More and more, food producers have discovered that they can create more demand for their products by speaking directly to consumers, even though they’re not actually selling directly to consumers. Give them something to talk about by engaging with them on social media. Online reviews are increasingly seen as trustworthy and show that you are taking a vested interested in their product.

By doing this, you will be certain to get their attention. Tag a supplier if you’re posting a photo of a dish made with their ingredients. Snap photos if you go visit their farm or production facilities. The more you can engage with them, the more they’ll also be sharing within their own circles, further expanding upon your network.

Be Generous

While these relationships may help your bottom line, also be generous so that it helps theirs as well. Recommend their products to other restaurants and be sure to let them know that you did so. Use their products to inspire restaurant menu ideas and give them direct feedback on how your customers are responding to their products. Look to them for advice when you are trying to create a particular menu item by bringing them into the process. Also, ask them how you can help them succeed and what items they are particularly excited about?
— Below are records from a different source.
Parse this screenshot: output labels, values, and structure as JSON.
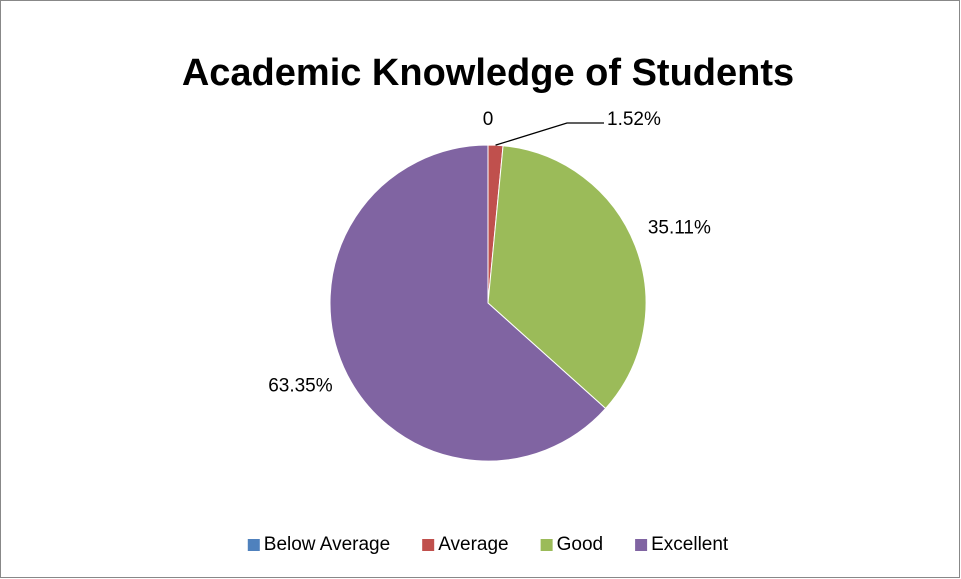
{
  "chart_data": {
    "type": "pie",
    "title": "Academic Knowledge of Students",
    "categories": [
      "Below Average",
      "Average",
      "Good",
      "Excellent"
    ],
    "values": [
      0,
      1.52,
      35.11,
      63.35
    ],
    "value_labels": [
      "0",
      "1.52%",
      "35.11%",
      "63.35%"
    ],
    "colors": [
      "#4f81bd",
      "#c0504d",
      "#9bbb59",
      "#8064a2"
    ],
    "legend": "bottom"
  }
}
You can guess what their business needs are, but if you ask, you’ll find out for sure and undoubtedly will get insights into things that weren’t even on your radar.

Don’t forget, using supplier, or any relationship, to further your cause only works when it’s mutually beneficial, and done in the spirit of community and true collaboration. Done with the best of intentions, these relationships can be leveraged to help positively impact everyone’s bottom line.